Writing intensive (WI) courses are commonly needed by students after leaving Cayuga to meet transfer requirements or for employment preparation. The main benefit of instituting a writing intensive course is to improve student writing across the curriculum and to prepare students for future writing situations through diverse communication tasks. Good writers require life-long socialization within the conventions, practices, and communities that sponsor the writing. To this end, CCC recognizes that continued writing opportunities build and sustain a writer's development. Faculty represent accomplished practitioners who can facilitate students' knowledge of writing when it is connected to course outcomes. Additional benefits can include increased engagement, academic rigor, and satisfaction. Designating classes WI identifies writing expectations for prospective registrants when selecting schedules, and transcript designation rewards students with evidence of their WI accomplishment.

To assist you in your application, it will be helpful to read more about writing across the curriculum scholarship by visiting The WAC Clearinghouse at http://wac.colostate.edu/intro/

This resource explains key concepts in writing studies and provides examples of writing-to-learn activities and formal assignments for Writing in the Disciplines (WID).


1. Contact Information

2. When do you plan to offer this course as a "WI" (writing intensive)?

Applications must be submitted one year in advance of the offering.

3. A WI designated course requires students complete 15-20 pages of varied writing tasks, and Writing in the Discipline (WID) assignments need to comprise 1/2 of the written work assigned or more.

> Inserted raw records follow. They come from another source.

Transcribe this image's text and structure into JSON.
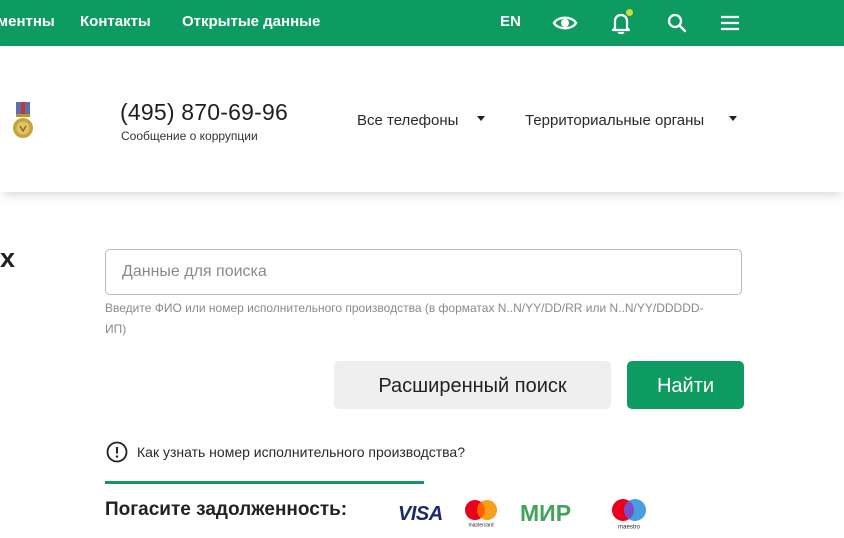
{
  "topbar": {
    "nav": [
      "ментны",
      "Контакты",
      "Открытые данные"
    ],
    "lang": "EN",
    "icons": [
      "eye-icon",
      "bell-icon",
      "search-icon",
      "menu-icon"
    ]
  },
  "header": {
    "phone": "(495) 870-69-96",
    "phone_sub": "Сообщение о коррупции",
    "dropdowns": [
      "Все телефоны",
      "Территориальные органы"
    ]
  },
  "page": {
    "cropped_title": "х"
  },
  "search": {
    "placeholder": "Данные для поиска",
    "hint": "Введите ФИО или номер исполнительного производства (в форматах N..N/YY/DD/RR или N..N/YY/DDDDD-ИП)",
    "advanced_label": "Расширенный поиск",
    "find_label": "Найти",
    "info_link": "Как узнать номер исполнительного производства?"
  },
  "payment": {
    "label": "Погасите задолженность:",
    "systems": {
      "visa": "VISA",
      "mastercard": "mastercard",
      "mir": "МИР",
      "maestro": "maestro"
    }
  },
  "colors": {
    "brand_green": "#0d9b62",
    "bell_dot": "#c5e03a",
    "visa_blue": "#1a2a6c",
    "mir_green": "#45a25d"
  }
}
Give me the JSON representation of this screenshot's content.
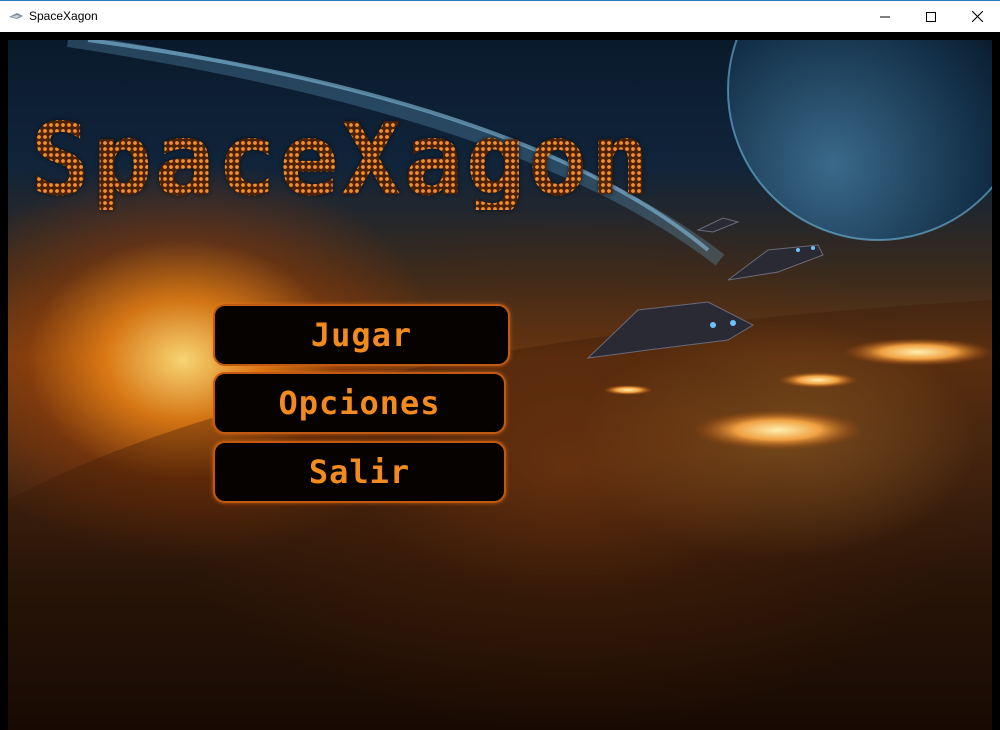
{
  "window": {
    "title": "SpaceXagon",
    "icon": "spaceship-icon",
    "controls": [
      "minimize-icon",
      "maximize-icon",
      "close-icon"
    ]
  },
  "game": {
    "logo": "SpaceXagon",
    "menu": {
      "play_label": "Jugar",
      "options_label": "Opciones",
      "exit_label": "Salir"
    }
  },
  "colors": {
    "accent": "#f28a1e",
    "button_border": "#c05a12",
    "button_bg": "#050200"
  }
}
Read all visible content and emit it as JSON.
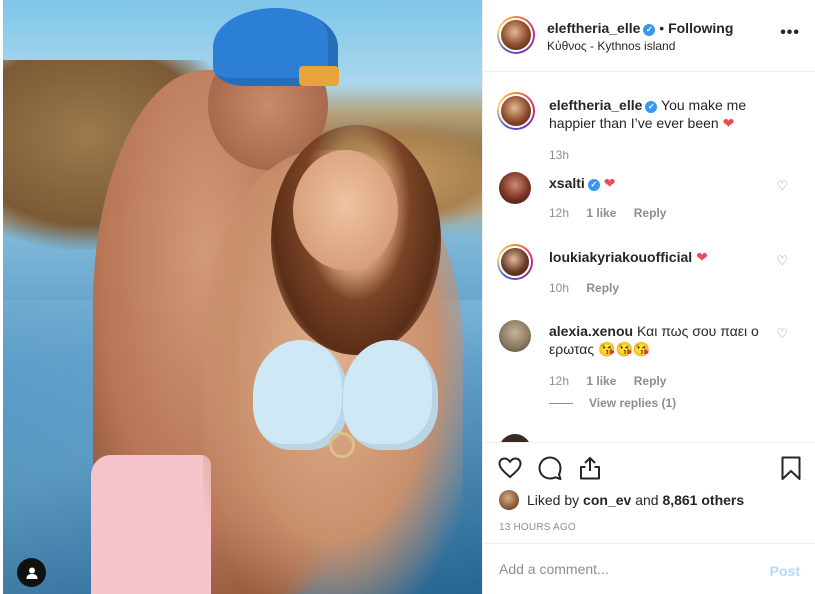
{
  "post": {
    "author": "eleftheria_elle",
    "follow_label": "Following",
    "location": "Κύθνος - Kythnos island",
    "more_label": "•••",
    "caption": {
      "username": "eleftheria_elle",
      "text": "You make me happier than I’ve ever been",
      "time": "13h"
    }
  },
  "comments": [
    {
      "username": "xsalti",
      "verified": true,
      "text": "",
      "time": "12h",
      "likes": "1 like",
      "reply": "Reply"
    },
    {
      "username": "loukiakyriakouofficial",
      "verified": false,
      "text": "",
      "time": "10h",
      "likes": "",
      "reply": "Reply"
    },
    {
      "username": "alexia.xenou",
      "verified": false,
      "text": "Και πως σου παει ο ερωτας",
      "emojis": "😘😘😘",
      "time": "12h",
      "likes": "1 like",
      "reply": "Reply",
      "view_replies": "View replies (1)"
    }
  ],
  "actions": {
    "liked_by_prefix": "Liked by",
    "liked_by_user": "con_ev",
    "liked_by_and": "and",
    "liked_by_count": "8,861 others",
    "timestamp": "13 HOURS AGO"
  },
  "composer": {
    "placeholder": "Add a comment...",
    "post_label": "Post"
  },
  "icons": {
    "verified": "verified-badge-icon",
    "heart": "heart-icon",
    "comment": "comment-icon",
    "share": "share-icon",
    "bookmark": "bookmark-icon",
    "user_tag": "user-tag-icon"
  },
  "colors": {
    "accent": "#3897f0",
    "like_red": "#ed4956",
    "muted": "#8e8e8e",
    "post_disabled": "#b3dbff"
  }
}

Possible examples of these more formal "WID" writings could include essays, research papers, document based questions (DBQ's), poster/display boards, case studies, laboratory reports, creative manuscripts, proposals, annotated bibliographies, or a number of other kinds of writing necessary in the subject’s field.

Please list the "WID" assignments required in this class. Include a description of their disciplinary/professional purpose(s), or submit assignments' directions.

(Please note that you will have the opportunity to explain any writing-to-learn assignments next.)

4. Describe any writing-to-learn (low-stakes, informal writing) activities you plan to assign.

These may appear in the course as reflective journals, field notes, short summaries, annotated sources, double-entry notebooks, narrative descriptions, process analyses, online discussions, wikis, blogs, or other texts that promote generative thinking.

How will any writing-to-learn tasks be evaluated?

5. What portion/percentage of the final grade is based on students’ writing, and how is this calculated?

6. Explain where students may revise and/or approach writing as a process in this class, or include the description that will appear on the syllabus.

Typically, writing processes may be achieved through some of the following:
(A) invention strategies such as freewriting, focused inquiry, visual mapping, preliminary research, question development, or lists/ outlines. 
(B) peer review, ASC writing table visit, or instructor conferences. 
(C) draft revisions and/or editing (although sentence correction should not be the exclusive focus in a process approach).